JohnHowardReid Movies with a film-making background inevitably gain full attention from me, no matter how woeful their plots, lacking in skill their artistic pretensions, or miserable their production values. It's therefore most pleasing to find such a movie that is absolutely out-of-the-box in all aspects. Fedora ranks as one of the best movies-about-movies ever made. True, the mystery side of the plot is not exactly its strongest point. Although few members of a sophisticated audience would fail to grasp the obvious solution, the writers have neatly anticipated this problem by making the hero so desperate that he literally cannot see the wood for the trees. It's essential that we always remain sympathetic towards the hero, no matter how crass his actions, and this we certainly are as Holden brilliantly takes us through a replay of his role in Wilder's Sunset Boulevard. In what turns out to be the Swanson role, Hildegard Knef is also most compelling, and although Wilder was not happy with her performance, I thought Marthe Keller handled the title part with exactly the right edge of neurotic tension. Ferrer and Sternhagen contribute memorably forceful characterizations. Wilder's skillful direction is abetted by striking color photography from Gerry Fisher and a stirringly atmospheric Miklos Rosza score.
writers_reign For Wilder buffs - and what serious film fan isn't - his penultimate film is a referentialists dream. The setting, Corfu, is not a million miles from Ischia, the setting for Avanti and where Avanti boasted two stiffs Fedora boasts one in a literal sense and one in a symbolic sense. The casting of Bill Holden in the lead invites direct comparison with Sunset Boulevard where a young Holden (Joe Gillis) lucked into an ageing movie star by chance and exploited the situation to the full; here, an older Holden (Barry Detweiler) contrives to get next to an ageing movie star who, he hopes, can rescue his flagging career. Wilder manages some pertinent barbs at the 'new' schools and practitioners of film-making, makes some risible casting choices in minor roles - Ferdy Mayne, Michael York, Marte Keller - but generally pulls off another minor gem. Well worth a place in any Wilder DVD collection.
kennethwright2612 Billy Wilder revisits the territory of his Hollywood Babylon classic Sunset Boulevard, with the same male lead (William Holden) in an almost identical role as a washed-up screenwriter trying to get to a reclusive and mysteriously ageless one-time screen queen in order to pitch her a comeback script. Story elements include Oscar Wilde's Picture of Dorian Gray and (off-screen) the many mad-doctor yarns of the 1930s and 1940s in which Boris Karloff messes about with Things We Were Never Meant To Know.
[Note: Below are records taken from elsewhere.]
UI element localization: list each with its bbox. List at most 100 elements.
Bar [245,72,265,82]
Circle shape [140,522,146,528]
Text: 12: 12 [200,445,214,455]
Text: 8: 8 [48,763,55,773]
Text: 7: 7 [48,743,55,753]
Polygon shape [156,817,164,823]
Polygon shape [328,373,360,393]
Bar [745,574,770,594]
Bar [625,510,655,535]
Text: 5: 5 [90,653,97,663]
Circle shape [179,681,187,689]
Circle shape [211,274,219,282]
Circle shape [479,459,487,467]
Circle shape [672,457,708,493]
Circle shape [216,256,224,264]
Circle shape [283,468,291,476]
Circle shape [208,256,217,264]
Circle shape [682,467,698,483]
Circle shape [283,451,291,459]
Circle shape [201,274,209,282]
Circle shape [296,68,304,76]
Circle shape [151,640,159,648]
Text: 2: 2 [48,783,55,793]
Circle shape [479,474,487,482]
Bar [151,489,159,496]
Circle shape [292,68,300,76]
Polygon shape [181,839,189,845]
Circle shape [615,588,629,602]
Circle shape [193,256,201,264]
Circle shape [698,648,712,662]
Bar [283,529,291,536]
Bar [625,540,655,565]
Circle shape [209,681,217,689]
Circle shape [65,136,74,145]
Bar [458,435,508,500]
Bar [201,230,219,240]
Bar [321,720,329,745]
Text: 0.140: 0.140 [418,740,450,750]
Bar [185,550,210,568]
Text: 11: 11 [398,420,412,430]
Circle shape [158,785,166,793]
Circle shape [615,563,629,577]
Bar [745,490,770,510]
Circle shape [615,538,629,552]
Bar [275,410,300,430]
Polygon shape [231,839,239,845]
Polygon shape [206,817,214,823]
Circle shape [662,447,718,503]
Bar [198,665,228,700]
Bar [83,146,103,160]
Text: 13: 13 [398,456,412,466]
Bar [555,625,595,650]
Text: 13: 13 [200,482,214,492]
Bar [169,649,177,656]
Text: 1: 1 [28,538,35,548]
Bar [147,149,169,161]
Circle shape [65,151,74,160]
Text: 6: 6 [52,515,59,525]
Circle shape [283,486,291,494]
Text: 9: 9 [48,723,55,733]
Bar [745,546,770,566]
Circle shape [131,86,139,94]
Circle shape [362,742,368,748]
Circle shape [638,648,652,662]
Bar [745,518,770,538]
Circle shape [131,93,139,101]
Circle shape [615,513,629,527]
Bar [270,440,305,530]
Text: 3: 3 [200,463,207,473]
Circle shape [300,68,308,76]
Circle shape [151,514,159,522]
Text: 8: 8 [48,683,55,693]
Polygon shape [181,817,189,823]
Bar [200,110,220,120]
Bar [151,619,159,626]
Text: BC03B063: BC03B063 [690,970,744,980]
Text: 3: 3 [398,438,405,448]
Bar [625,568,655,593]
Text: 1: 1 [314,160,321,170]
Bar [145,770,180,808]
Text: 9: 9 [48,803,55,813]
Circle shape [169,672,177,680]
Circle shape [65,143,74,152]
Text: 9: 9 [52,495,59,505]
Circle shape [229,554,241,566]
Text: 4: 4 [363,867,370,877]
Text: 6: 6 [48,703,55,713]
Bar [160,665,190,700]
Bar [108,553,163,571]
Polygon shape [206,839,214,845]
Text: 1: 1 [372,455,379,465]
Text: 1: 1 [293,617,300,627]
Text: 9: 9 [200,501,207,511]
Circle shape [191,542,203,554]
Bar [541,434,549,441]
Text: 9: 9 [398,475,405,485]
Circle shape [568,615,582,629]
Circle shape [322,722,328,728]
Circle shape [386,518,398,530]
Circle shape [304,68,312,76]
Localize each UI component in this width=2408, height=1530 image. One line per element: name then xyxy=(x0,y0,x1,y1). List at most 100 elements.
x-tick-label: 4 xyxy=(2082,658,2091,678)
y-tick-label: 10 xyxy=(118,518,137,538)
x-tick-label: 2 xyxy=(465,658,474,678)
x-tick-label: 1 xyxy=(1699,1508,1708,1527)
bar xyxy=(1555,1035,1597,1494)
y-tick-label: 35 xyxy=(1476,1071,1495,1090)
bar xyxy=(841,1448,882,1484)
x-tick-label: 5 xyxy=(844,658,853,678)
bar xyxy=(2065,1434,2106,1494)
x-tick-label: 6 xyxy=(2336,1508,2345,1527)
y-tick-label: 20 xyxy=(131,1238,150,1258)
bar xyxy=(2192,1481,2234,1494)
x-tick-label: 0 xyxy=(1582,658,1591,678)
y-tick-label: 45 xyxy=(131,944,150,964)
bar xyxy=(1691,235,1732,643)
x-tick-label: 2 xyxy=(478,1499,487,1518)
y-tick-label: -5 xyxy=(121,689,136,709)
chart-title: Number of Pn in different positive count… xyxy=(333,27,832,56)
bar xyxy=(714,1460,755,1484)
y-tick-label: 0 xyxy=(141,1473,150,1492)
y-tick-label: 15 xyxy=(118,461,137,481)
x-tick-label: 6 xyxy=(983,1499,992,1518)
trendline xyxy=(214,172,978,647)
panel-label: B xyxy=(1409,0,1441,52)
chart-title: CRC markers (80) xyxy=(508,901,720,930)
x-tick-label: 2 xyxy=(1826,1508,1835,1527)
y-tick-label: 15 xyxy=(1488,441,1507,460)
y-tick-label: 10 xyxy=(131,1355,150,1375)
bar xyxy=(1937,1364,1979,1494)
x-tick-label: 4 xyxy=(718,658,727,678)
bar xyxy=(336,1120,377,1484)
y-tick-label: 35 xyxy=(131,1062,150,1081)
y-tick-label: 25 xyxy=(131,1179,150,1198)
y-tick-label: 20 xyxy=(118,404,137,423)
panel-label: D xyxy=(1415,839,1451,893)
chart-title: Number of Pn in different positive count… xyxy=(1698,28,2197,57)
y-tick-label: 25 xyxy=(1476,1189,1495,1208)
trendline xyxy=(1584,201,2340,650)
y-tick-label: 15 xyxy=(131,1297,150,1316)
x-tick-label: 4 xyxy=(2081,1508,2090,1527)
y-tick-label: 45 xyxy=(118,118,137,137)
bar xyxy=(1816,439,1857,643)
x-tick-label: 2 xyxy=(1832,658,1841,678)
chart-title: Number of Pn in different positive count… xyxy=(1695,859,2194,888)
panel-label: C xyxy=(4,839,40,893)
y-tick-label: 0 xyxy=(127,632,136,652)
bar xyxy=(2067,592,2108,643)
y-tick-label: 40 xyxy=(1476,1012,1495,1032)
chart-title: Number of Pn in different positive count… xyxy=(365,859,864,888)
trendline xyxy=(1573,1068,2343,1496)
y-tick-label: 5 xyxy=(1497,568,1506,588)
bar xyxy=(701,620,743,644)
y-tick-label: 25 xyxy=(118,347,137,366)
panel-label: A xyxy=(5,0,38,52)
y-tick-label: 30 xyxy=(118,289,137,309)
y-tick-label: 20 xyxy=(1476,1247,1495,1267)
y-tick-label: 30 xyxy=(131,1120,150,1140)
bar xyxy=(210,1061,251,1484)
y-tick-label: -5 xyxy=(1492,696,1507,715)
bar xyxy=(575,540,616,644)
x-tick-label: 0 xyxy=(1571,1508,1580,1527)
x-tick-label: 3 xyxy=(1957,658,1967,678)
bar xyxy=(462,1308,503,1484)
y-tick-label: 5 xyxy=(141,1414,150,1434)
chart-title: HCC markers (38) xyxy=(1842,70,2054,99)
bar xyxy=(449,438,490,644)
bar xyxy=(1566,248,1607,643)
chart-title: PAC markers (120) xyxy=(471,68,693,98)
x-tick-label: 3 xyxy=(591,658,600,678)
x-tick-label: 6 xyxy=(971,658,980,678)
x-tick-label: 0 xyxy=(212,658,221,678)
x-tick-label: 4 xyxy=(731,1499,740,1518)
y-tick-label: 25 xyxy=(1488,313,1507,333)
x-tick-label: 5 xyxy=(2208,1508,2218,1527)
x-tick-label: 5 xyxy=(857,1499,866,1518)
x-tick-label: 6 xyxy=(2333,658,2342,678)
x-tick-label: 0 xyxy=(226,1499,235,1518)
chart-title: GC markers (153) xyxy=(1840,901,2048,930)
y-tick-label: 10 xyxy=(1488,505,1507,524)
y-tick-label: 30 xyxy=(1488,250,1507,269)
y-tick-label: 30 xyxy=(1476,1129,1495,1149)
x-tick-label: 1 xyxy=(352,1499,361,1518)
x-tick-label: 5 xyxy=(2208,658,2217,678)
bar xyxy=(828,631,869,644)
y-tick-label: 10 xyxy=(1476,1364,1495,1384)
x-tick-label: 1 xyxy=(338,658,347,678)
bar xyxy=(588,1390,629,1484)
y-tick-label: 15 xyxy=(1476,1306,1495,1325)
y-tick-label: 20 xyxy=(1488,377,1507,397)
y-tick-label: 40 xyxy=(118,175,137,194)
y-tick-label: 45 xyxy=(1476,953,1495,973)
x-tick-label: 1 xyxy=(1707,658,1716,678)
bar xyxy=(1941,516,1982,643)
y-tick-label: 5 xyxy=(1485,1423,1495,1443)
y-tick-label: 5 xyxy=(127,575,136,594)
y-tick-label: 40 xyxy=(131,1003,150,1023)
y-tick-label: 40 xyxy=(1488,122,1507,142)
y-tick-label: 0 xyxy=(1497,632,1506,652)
Looks great in a brittle and glitzy 1970s way, as befits its scornfully depicted international-rich-white-trash milieu. Essentially it's a sombre but humanistic sermon on the hopeless worship of physical youth and beauty: as a medieval English writer put it, "who sows hope in the flesh reaps bones". A very relevant film for our narcissistic times, its only big flaw is that it's a mighty chilly piece of work, easier to admire than to love.